FLEXIBLE STRAIN SENSOR USING ADDITIVE MANUFACTURING AND CONDUCTIVE LIQUID METAL: DESIGN, FABRICATION, AND CHARACTERIZATION

摘要

In this work a flexible strain sensor is fabricated using Fused Deposition Modeling (FDM) 3D printing technique. The strain sensor is fabricated using commercially available flexible Thermoplastic Polyurethane (TPU) filaments and liquid metal Galinstan Ga 68.5% In 21% Sn 10%. The strain sensor consists of U-shape 2.34mm long and 0.2mm deep channels embedded inside a TPU 3D printed structure. The performance of the strain sensor is measured experimentally. Gauge Factor is estimated by measuring change in electric resistance when the sensor is subject to 13.2% - 38.6% strain.

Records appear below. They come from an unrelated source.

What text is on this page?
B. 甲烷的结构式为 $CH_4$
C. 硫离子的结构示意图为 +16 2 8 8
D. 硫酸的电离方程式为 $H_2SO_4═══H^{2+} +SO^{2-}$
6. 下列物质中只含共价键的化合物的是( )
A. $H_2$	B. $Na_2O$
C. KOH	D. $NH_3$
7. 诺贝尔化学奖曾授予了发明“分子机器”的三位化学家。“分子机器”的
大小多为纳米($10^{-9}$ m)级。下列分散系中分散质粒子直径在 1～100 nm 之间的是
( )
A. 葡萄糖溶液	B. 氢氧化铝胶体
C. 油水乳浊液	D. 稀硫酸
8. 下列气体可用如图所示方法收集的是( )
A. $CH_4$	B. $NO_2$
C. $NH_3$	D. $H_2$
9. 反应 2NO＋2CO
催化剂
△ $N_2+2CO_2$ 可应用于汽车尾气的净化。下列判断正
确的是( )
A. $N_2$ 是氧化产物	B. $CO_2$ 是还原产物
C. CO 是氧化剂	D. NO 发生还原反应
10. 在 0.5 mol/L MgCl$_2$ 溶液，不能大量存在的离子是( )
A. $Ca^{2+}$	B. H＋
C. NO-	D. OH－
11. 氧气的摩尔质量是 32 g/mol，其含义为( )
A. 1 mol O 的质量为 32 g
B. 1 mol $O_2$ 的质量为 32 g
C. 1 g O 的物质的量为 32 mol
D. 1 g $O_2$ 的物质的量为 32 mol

Upon straining and unstraining, results from characterization tests show high linearity in the range of 13.2% to 38.6% strain with very little hysteresis. However, changes due to permanent deformations are a limiting factor in the usefulness of these sensors because these changes limit the consistency of the device. FDM 3D printing shows promise as a method for fabricating flexible strain sensors. However, more investigation is needed to look at the effects of geometries and 3D printing process parameters on the yield elongation of the flexible filaments. Additionally, more investigation is needed to observe the effect of distorted dimensions of the 3D printed channels on the sensitivity of the strain sensor. It is anticipated that successful implementation of these commercially available filaments and FDM 3D printers will lead to reduction in cost and complexity of developing these flexible sensors.